Tariffs. With the Sales Tax out of the way, the La Guardia-Doughton coalition dissolved and the House, exhausted by long sessions, depleted by grip, began casting about for other means to raise a Budget-balancing half billion dollars. First moves were to:
1) Defeat (216-10-132) a proposal to raise $350.000,000 by legalizing 2.75% beer and taxing it 3-c- per pint.
2) Adopt a 1-c--per-gal. import tax (i. e. tariff) on crude oil and gasoline. Unsuccessfully (190-10-97) did Representatives from the Atlantic seaboard attempt to block this concession to the Southwestern oil producers. Next day the House chaplain opened the session by reciting . . . Thou preparest a table before me in the presence of mine enemies; Thou anointest my head with oil; my cup runneth over. (Psalm 23:5.)
Full Cry. Once the House smelled Tariff, it set forth at full cry on a new and different rampage, this time under pressure from protectionist Republicans whose pet items had failed to get into the Hawley-Smoot Tariff Act. Before the Democratic leaders knew what had happened, the House had voted (113-10-67) a $2-per-ton duty on coal & coke at the behest of Pennsylvania. Republican Leader Snell supported this tariff upping. Also proposed were "import taxes" of: $3 per ton on fluorspar; 1-c- per Ib. on manganese; 22-c- per Ib. on butter; 100% on all products of convict labor.
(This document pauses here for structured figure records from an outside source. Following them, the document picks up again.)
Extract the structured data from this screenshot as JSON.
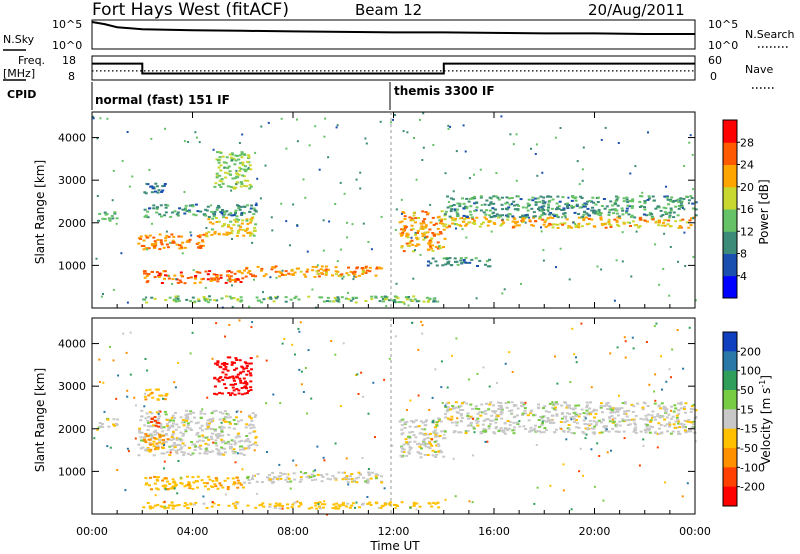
{
  "header": {
    "station": "Fort Hays West (fitACF)",
    "beam": "Beam 12",
    "date": "20/Aug/2011"
  },
  "top_panels": {
    "nsky_label": "N.Sky",
    "nsky_ticks": [
      "10^5",
      "10^0"
    ],
    "nsearch_label": "N.Search",
    "nsearch_ticks": [
      "10^5",
      "10^0"
    ],
    "freq_label": "Freq.",
    "freq_unit": "[MHz]",
    "freq_ticks": [
      "18",
      "8"
    ],
    "nave_label": "Nave",
    "nave_ticks": [
      "60",
      "0"
    ],
    "cpid_label": "CPID",
    "cpid_segments": [
      {
        "label": "normal (fast) 151 IF",
        "start_hr": 0,
        "end_hr": 12
      },
      {
        "label": "themis 3300 IF",
        "start_hr": 12,
        "end_hr": 24
      }
    ]
  },
  "chart_data": [
    {
      "type": "line",
      "title": "N.Sky / N.Search",
      "xlim": [
        0,
        24
      ],
      "series": [
        {
          "name": "N.Sky",
          "x": [
            0,
            0.5,
            1,
            2,
            4,
            6,
            8,
            10,
            12,
            14,
            16,
            18,
            20,
            22,
            24
          ],
          "y": [
            5,
            4.6,
            4.0,
            3.6,
            3.4,
            3.3,
            3.2,
            3.1,
            3.0,
            3.0,
            2.9,
            2.8,
            2.8,
            2.7,
            2.7
          ]
        }
      ]
    },
    {
      "type": "line",
      "title": "Freq / Nave",
      "xlim": [
        0,
        24
      ],
      "ylim_freq": [
        8,
        18
      ],
      "ylim_nave": [
        0,
        60
      ],
      "series": [
        {
          "name": "Freq.",
          "x": [
            0,
            2,
            2,
            14,
            14,
            24
          ],
          "y": [
            15.0,
            15.0,
            10.5,
            10.5,
            15.0,
            15.0
          ]
        },
        {
          "name": "Nave",
          "x": [
            0,
            24
          ],
          "y": [
            22,
            22
          ]
        }
      ]
    },
    {
      "type": "heatmap",
      "parameter": "Power",
      "ylabel": "Slant Range [km]",
      "colorbar_label": "Power [dB]",
      "colorbar_ticks": [
        "4",
        "8",
        "12",
        "16",
        "20",
        "24",
        "28"
      ],
      "colorbar_colors": [
        "#0000ff",
        "#1a4fb0",
        "#3c8a78",
        "#66c266",
        "#c8d830",
        "#ffa500",
        "#ff5a00",
        "#ff0000"
      ],
      "yticks": [
        "1000",
        "2000",
        "3000",
        "4000"
      ],
      "ylim": [
        0,
        4600
      ],
      "xlim": [
        0,
        24
      ],
      "echo_bands": [
        {
          "t0": 0.2,
          "t1": 1.0,
          "r0": 2050,
          "r1": 2300,
          "v": 10
        },
        {
          "t0": 1.8,
          "t1": 4.5,
          "r0": 1400,
          "r1": 1750,
          "v": 22
        },
        {
          "t0": 4.5,
          "t1": 6.5,
          "r0": 1700,
          "r1": 2150,
          "v": 17
        },
        {
          "t0": 2.0,
          "t1": 6.5,
          "r0": 2150,
          "r1": 2450,
          "v": 9
        },
        {
          "t0": 2.0,
          "t1": 6.0,
          "r0": 600,
          "r1": 900,
          "v": 24
        },
        {
          "t0": 6.0,
          "t1": 11.5,
          "r0": 750,
          "r1": 1000,
          "v": 21
        },
        {
          "t0": 2.0,
          "t1": 13.8,
          "r0": 150,
          "r1": 300,
          "v": 12
        },
        {
          "t0": 2.0,
          "t1": 3.0,
          "r0": 2700,
          "r1": 2950,
          "v": 6
        },
        {
          "t0": 4.8,
          "t1": 6.3,
          "r0": 2800,
          "r1": 3700,
          "v": 14
        },
        {
          "t0": 12.2,
          "t1": 14.0,
          "r0": 1350,
          "r1": 2300,
          "v": 20
        },
        {
          "t0": 14.0,
          "t1": 24.0,
          "r0": 1900,
          "r1": 2150,
          "v": 19
        },
        {
          "t0": 14.0,
          "t1": 24.0,
          "r0": 2150,
          "r1": 2650,
          "v": 9
        },
        {
          "t0": 13.2,
          "t1": 15.8,
          "r0": 1000,
          "r1": 1200,
          "v": 8
        }
      ]
    },
    {
      "type": "heatmap",
      "parameter": "Velocity",
      "ylabel": "Slant Range [km]",
      "xlabel": "Time UT",
      "colorbar_label": "Velocity [m s^-1]",
      "colorbar_ticks": [
        "200",
        "100",
        "50",
        "15",
        "-15",
        "-50",
        "-100",
        "-200"
      ],
      "colorbar_colors": [
        "#1040c0",
        "#2a78a8",
        "#2e9e5a",
        "#78cc44",
        "#c8c8c8",
        "#ffc000",
        "#ff9000",
        "#ff4000",
        "#ff0000"
      ],
      "yticks": [
        "1000",
        "2000",
        "3000",
        "4000"
      ],
      "xticks": [
        "00:00",
        "04:00",
        "08:00",
        "12:00",
        "16:00",
        "20:00",
        "00:00"
      ],
      "ylim": [
        0,
        4600
      ],
      "xlim": [
        0,
        24
      ],
      "echo_bands": [
        {
          "t0": 0.2,
          "t1": 1.0,
          "r0": 2050,
          "r1": 2300,
          "v": 0
        },
        {
          "t0": 1.8,
          "t1": 6.5,
          "r0": 1400,
          "r1": 2450,
          "v": 0
        },
        {
          "t0": 2.0,
          "t1": 3.0,
          "r0": 1500,
          "r1": 1900,
          "v": -60
        },
        {
          "t0": 2.3,
          "t1": 2.8,
          "r0": 2050,
          "r1": 2300,
          "v": -120
        },
        {
          "t0": 2.0,
          "t1": 6.0,
          "r0": 600,
          "r1": 900,
          "v": -40
        },
        {
          "t0": 6.0,
          "t1": 11.5,
          "r0": 750,
          "r1": 1000,
          "v": 0
        },
        {
          "t0": 2.0,
          "t1": 13.8,
          "r0": 150,
          "r1": 300,
          "v": -30
        },
        {
          "t0": 4.8,
          "t1": 6.3,
          "r0": 2800,
          "r1": 3700,
          "v": -220
        },
        {
          "t0": 2.0,
          "t1": 3.0,
          "r0": 2700,
          "r1": 2950,
          "v": -40
        },
        {
          "t0": 12.2,
          "t1": 14.0,
          "r0": 1350,
          "r1": 2300,
          "v": 0
        },
        {
          "t0": 14.0,
          "t1": 24.0,
          "r0": 1900,
          "r1": 2650,
          "v": 0
        }
      ]
    }
  ]
}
Bared Breast. Before he could check the stampede, acting Chairman Crisp of the Ways & Means committee had to appeal thus to the House:
"This is a sad day for me. I love my country and I have endeavored to serve her. I have bared my breast to every shaft of criticism, and I have done so because I believed I was right.
"I also love my party, and today I am seeing my party destroy itself. I am witnessing my party put on higher tariff rates than even the Republicans put on. . . .
"I have tried to stem the tide. I realize that I am impotent. I realize that I have not had the majority of this House back of me. I have been long-suffering and patient. But patience ceases to be a virtue.
"If these amendments and other things continue to be added to the bill, I shall myself vote against it."
*Last week the Mississippi Senate also defeated a 3% Sales Tax, the passage of which by the House had caused opponents to storm the Governor's office in the capitol.